A New Class of Aggregation Inhibitor of Amyloid β Peptide based on the O-Acyl Isopeptide (#182)

Hiroyuki Kawashima 1 , Youhei Sohma 1 2 , Tomoya Nakanishi 1 , Hitomi Kitamura 1 , Hidehito Mukai 1 3 , Masayuki Yamashita 1 , Kenichi Akaji 1 , Yoshiaki Kiso 1 3
  1. Center for Frontier Research in Medicinal Science, Kyoto Pharmaceutical University, Yamashina-ku, Kyoto, Japan
  2. Graduate School of Pharmaceutical Sciences, The University of Tokyo, Bunkyo-ku, Tokyo, Japan
  3. Laboratory of Peptide Science, Nagahama Institute of Bio-Science and Technology, Nagahama, Shiga, Japan

Inhibition of the aggregation process of amyloid β peptide (Aβ) would be a promising target for the development of an anti-Alzheimer's disease agent. In this context, a number of fragment peptides of Aβ, [1]  in many cases with modifications (e.g., N-methylation, replacement with D-amino acid), have been reported as aggregation inhibitors of full-length Aβ. The amino acid sequences in any of the inhibitors correspond to β-strand-forming regions of Aβ, which are crucial for self-recognition of Aβ to progress packings into fibrillar aggregates.

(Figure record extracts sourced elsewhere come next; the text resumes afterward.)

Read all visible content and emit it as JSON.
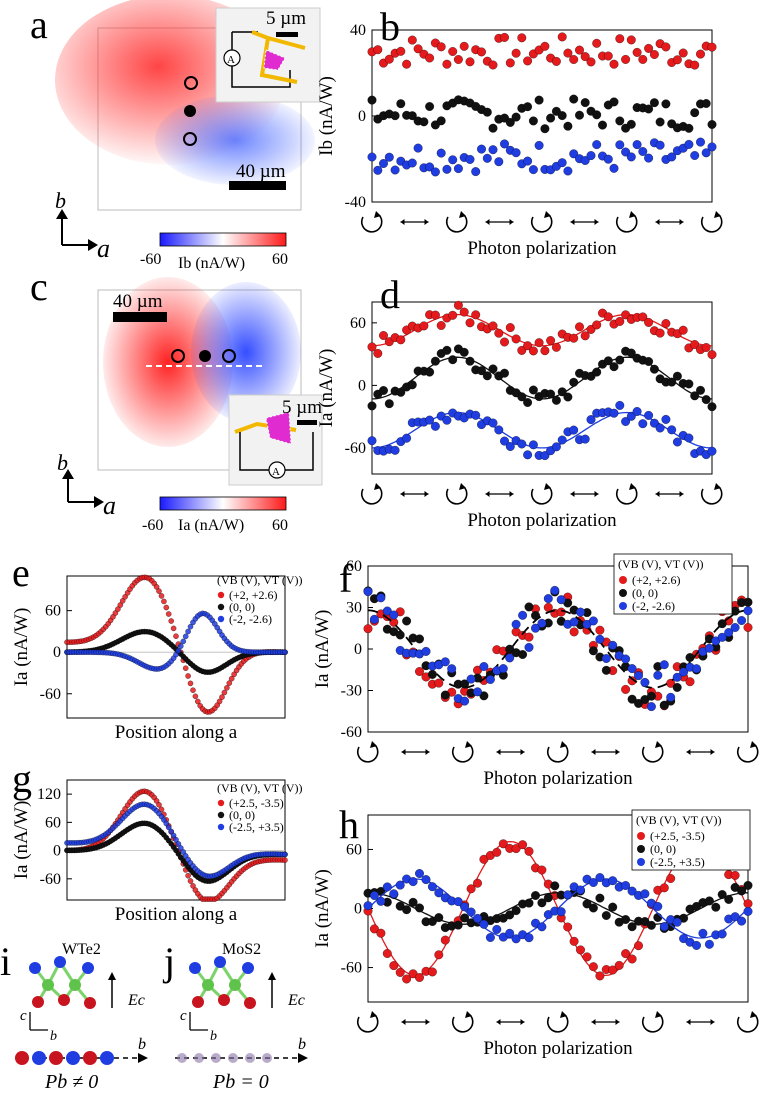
{
  "panel_labels": [
    "a",
    "b",
    "c",
    "d",
    "e",
    "f",
    "g",
    "h",
    "i",
    "j"
  ],
  "colors": {
    "red": "#e41a1c",
    "black": "#111111",
    "blue": "#1f3de0",
    "green": "#5fc24a",
    "lattice_red": "#c8141e",
    "lattice_blue": "#1f3de0",
    "purple": "#8a74a8",
    "yellow": "#f2b800",
    "magenta": "#e02bd0"
  },
  "common": {
    "polarization_label": "Photon polarization",
    "position_label": "Position along a",
    "axis_a": "a",
    "axis_b": "b",
    "axis_c": "c",
    "ammeter": "A"
  },
  "map_a": {
    "scale_small": "5 µm",
    "scale_big": "40 µm",
    "cbar_min": "-60",
    "cbar_max": "60",
    "cbar_label": "Ib (nA/W)"
  },
  "map_c": {
    "scale_small": "5 µm",
    "scale_big": "40 µm",
    "cbar_min": "-60",
    "cbar_max": "60",
    "cbar_label": "Ia (nA/W)"
  },
  "lattice_i": {
    "title": "WTe2",
    "field": "Ec",
    "pol": "Pb ≠ 0"
  },
  "lattice_j": {
    "title": "MoS2",
    "field": "Ec",
    "pol": "Pb = 0"
  },
  "chart_data": [
    {
      "id": "b",
      "type": "scatter",
      "ylabel": "Ib (nA/W)",
      "ylim": [
        -40,
        40
      ],
      "yticks": [
        "40",
        "0",
        "-40"
      ],
      "xlabel": "Photon polarization",
      "x_range": [
        0,
        4
      ],
      "series": [
        {
          "name": "red",
          "mean": 30,
          "amp": 0
        },
        {
          "name": "black",
          "mean": 1,
          "amp": 0
        },
        {
          "name": "blue",
          "mean": -19,
          "amp": 0
        }
      ]
    },
    {
      "id": "d",
      "type": "scatter",
      "ylabel": "Ia (nA/W)",
      "ylim": [
        -85,
        80
      ],
      "yticks": [
        "60",
        "0",
        "-60"
      ],
      "xlabel": "Photon polarization",
      "x_range": [
        0,
        4
      ],
      "series": [
        {
          "name": "red",
          "mean": 53,
          "amp": 15
        },
        {
          "name": "black",
          "mean": 7,
          "amp": 20
        },
        {
          "name": "blue",
          "mean": -43,
          "amp": 17
        }
      ]
    },
    {
      "id": "e",
      "type": "line",
      "ylabel": "Ia (nA/W)",
      "ylim": [
        -95,
        110
      ],
      "yticks": [
        "60",
        "0",
        "-60"
      ],
      "xlabel": "Position along a",
      "legend_title": "(VB (V), VT (V))",
      "series": [
        {
          "name": "(+2, +2.6)",
          "pos": 100,
          "neg": -95
        },
        {
          "name": "(0, 0)",
          "pos": 30,
          "neg": -30
        },
        {
          "name": "(-2, -2.6)",
          "pos": -25,
          "neg": 58
        }
      ]
    },
    {
      "id": "f",
      "type": "scatter",
      "ylabel": "Ia (nA/W)",
      "ylim": [
        -60,
        60
      ],
      "yticks": [
        "60",
        "30",
        "0",
        "-30",
        "-60"
      ],
      "xlabel": "Photon polarization",
      "x_range": [
        0,
        4
      ],
      "legend_title": "(VB (V), VT (V))",
      "series": [
        {
          "name": "(+2, +2.6)",
          "amp": 28
        },
        {
          "name": "(0, 0)",
          "amp": 28
        },
        {
          "name": "(-2, -2.6)",
          "amp": 28
        }
      ]
    },
    {
      "id": "g",
      "type": "line",
      "ylabel": "Ia (nA/W)",
      "ylim": [
        -105,
        150
      ],
      "yticks": [
        "120",
        "60",
        "0",
        "-60"
      ],
      "xlabel": "Position along a",
      "legend_title": "(VB (V), VT (V))",
      "series": [
        {
          "name": "(+2.5, -3.5)",
          "pos": 135,
          "neg": -100
        },
        {
          "name": "(0, 0)",
          "pos": 62,
          "neg": -62
        },
        {
          "name": "(-2.5, +3.5)",
          "pos": 92,
          "neg": -58
        }
      ]
    },
    {
      "id": "h",
      "type": "scatter",
      "ylabel": "Ia (nA/W)",
      "ylim": [
        -95,
        95
      ],
      "yticks": [
        "60",
        "0",
        "-60"
      ],
      "xlabel": "Photon polarization",
      "x_range": [
        0,
        4
      ],
      "legend_title": "(VB (V), VT (V))",
      "series": [
        {
          "name": "(+2.5, -3.5)",
          "amp": 68,
          "sign": 1
        },
        {
          "name": "(0, 0)",
          "amp": 16,
          "sign": 1
        },
        {
          "name": "(-2.5, +3.5)",
          "amp": 30,
          "sign": -1
        }
      ]
    }
  ]
}
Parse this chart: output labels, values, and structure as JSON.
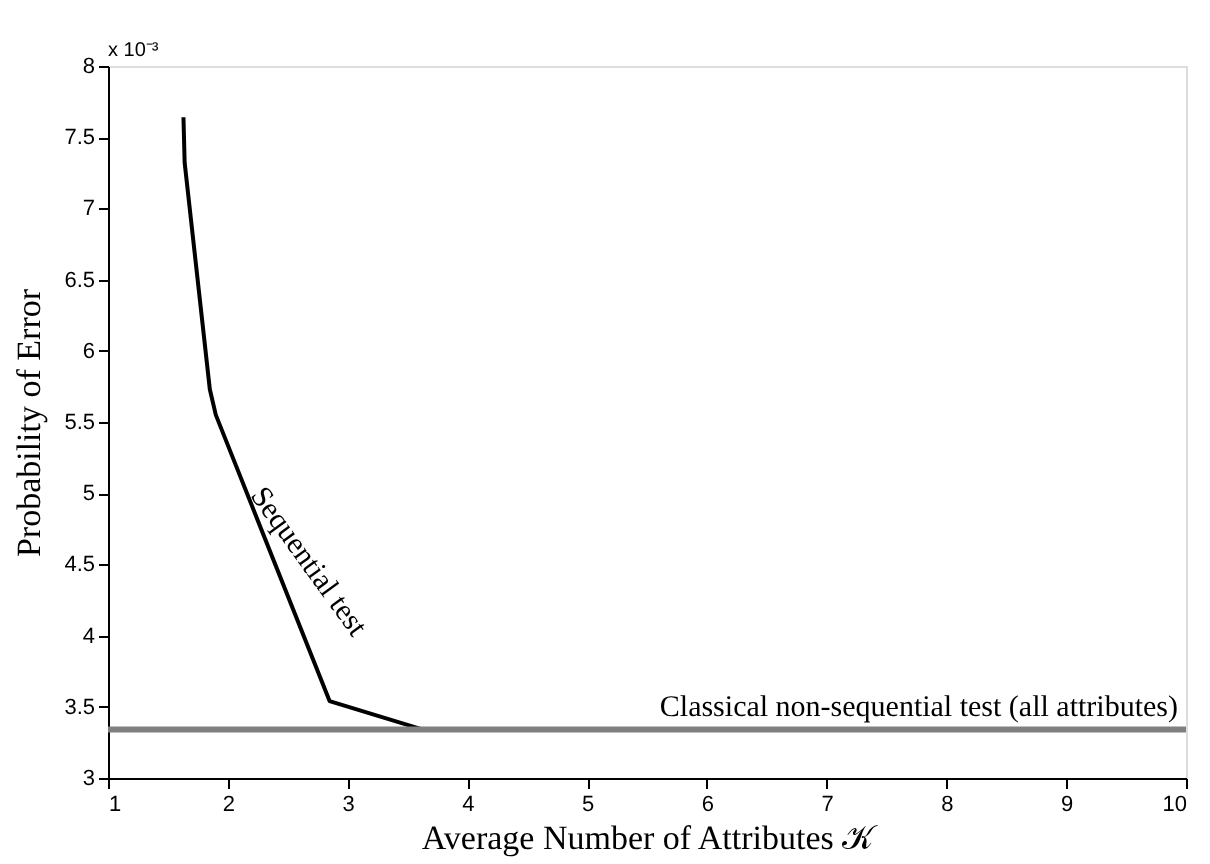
{
  "chart_data": {
    "type": "line",
    "xlabel": "Average Number of Attributes 𝒦",
    "ylabel": "Probability of Error",
    "annotations": [
      "x 10⁻³"
    ],
    "series": [
      {
        "name": "Sequential test",
        "color": "#000000",
        "x": [
          1.63,
          1.64,
          1.85,
          1.9,
          2.85,
          3.63
        ],
        "values": [
          7.64,
          7.32,
          5.73,
          5.55,
          3.54,
          3.34
        ]
      }
    ],
    "ref_lines": [
      {
        "axis": "y",
        "value": 3.34,
        "label": "Classical non-sequential test (all attributes)",
        "color": "#808080"
      }
    ],
    "xlim": [
      1,
      10
    ],
    "xticks": [
      1,
      2,
      3,
      4,
      5,
      6,
      7,
      8,
      9,
      10
    ],
    "ylim": [
      3,
      8
    ],
    "yticks": [
      3,
      3.5,
      4,
      4.5,
      5,
      5.5,
      6,
      6.5,
      7,
      7.5,
      8
    ],
    "grid": false,
    "line_style": "solid",
    "marker": "none"
  }
}
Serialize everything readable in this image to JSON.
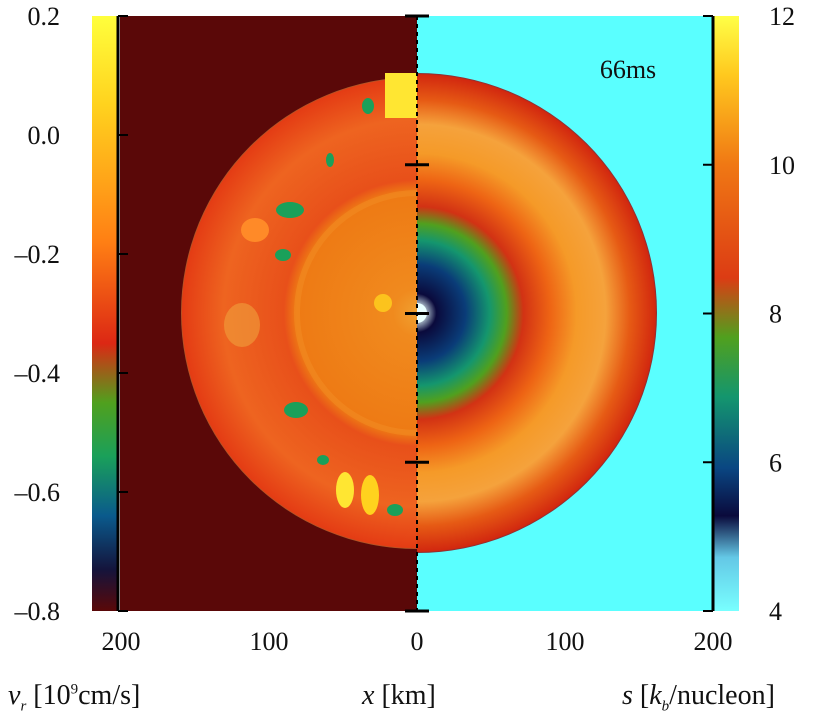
{
  "chart_data": {
    "type": "heatmap",
    "description_panels": [
      "left half: radial velocity v_r",
      "right half: entropy s"
    ],
    "annotation": "66ms",
    "x_axis": {
      "label_var": "x",
      "label_unit": "[km]",
      "ticks_left": [
        "200",
        "100",
        "0"
      ],
      "ticks_right": [
        "100",
        "200"
      ],
      "range_km": [
        -215,
        215
      ]
    },
    "left_colorbar": {
      "label_var": "v",
      "label_sub": "r",
      "label_unit_pre": "[10",
      "label_unit_sup": "9",
      "label_unit_post": "cm/s]",
      "ticks": [
        "0.2",
        "0.0",
        "–0.2",
        "–0.4",
        "–0.6",
        "–0.8"
      ],
      "tick_values": [
        0.2,
        0.0,
        -0.2,
        -0.4,
        -0.6,
        -0.8
      ],
      "range": [
        -0.8,
        0.2
      ],
      "colormap": [
        "#5a0808",
        "#14143c",
        "#0a5a8c",
        "#1aa05a",
        "#c8321e",
        "#ff7f14",
        "#ffd21e",
        "#ffff3c"
      ]
    },
    "right_colorbar": {
      "label_var": "s",
      "label_unit_pre": "[",
      "label_unit_var": "k",
      "label_unit_sub": "b",
      "label_unit_post": "/nucleon]",
      "ticks": [
        "12",
        "10",
        "8",
        "6",
        "4"
      ],
      "tick_values": [
        12,
        10,
        8,
        6,
        4
      ],
      "range": [
        4,
        12
      ],
      "colormap": [
        "#78ffff",
        "#64c8e6",
        "#0a0a3c",
        "#0a4682",
        "#14966e",
        "#50a01e",
        "#dc3c14",
        "#f07814",
        "#ffc81e",
        "#ffff46"
      ]
    },
    "panels": {
      "left_background": "#5a0808",
      "right_background": "#5affff",
      "shock_radius_km": 160,
      "inner_radius_km": 78,
      "core_radius_km": 10
    }
  }
}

We previously reported that an O-acyl isopeptide of Aβ1–42 (1), in which a Gly25–Ser26 amide bond of Aβ1–42 was isomerized to an ester bond at the β-hydroxy group of Ser26, exhibited considerably lower aggregation potency than Aβ1–42. [2] Here, we demonstrate that 1 also has a capability of inhibiting fibril formation of Aβ1–42 at equimolar ratio. In addition, the inhibitory activity was retained in the N-Me-β-Ala26 derivative 2, in which the ester of 1 was replaced with N-methyl amide to avoid O-to-N acyl rearrangement under the neutral pH conditions, verified by the measurements of fluorescence anisotropy, western blot analysis and atomic force microscopy. The results would provide a valuable insight into the design of new class of aggregation inhibitor of Aβ, with a key modification at Gly25–Ser26, towards an anti-Alzheimer’s disease agent.

  1. Stains, C. I.; Mondal, K.; Ghosh, I. ChemMedChem 2007, 2, 1674.
  2. Sohma, Y.; Kiso, Y. Chem. Rec. 2013, 13, 218.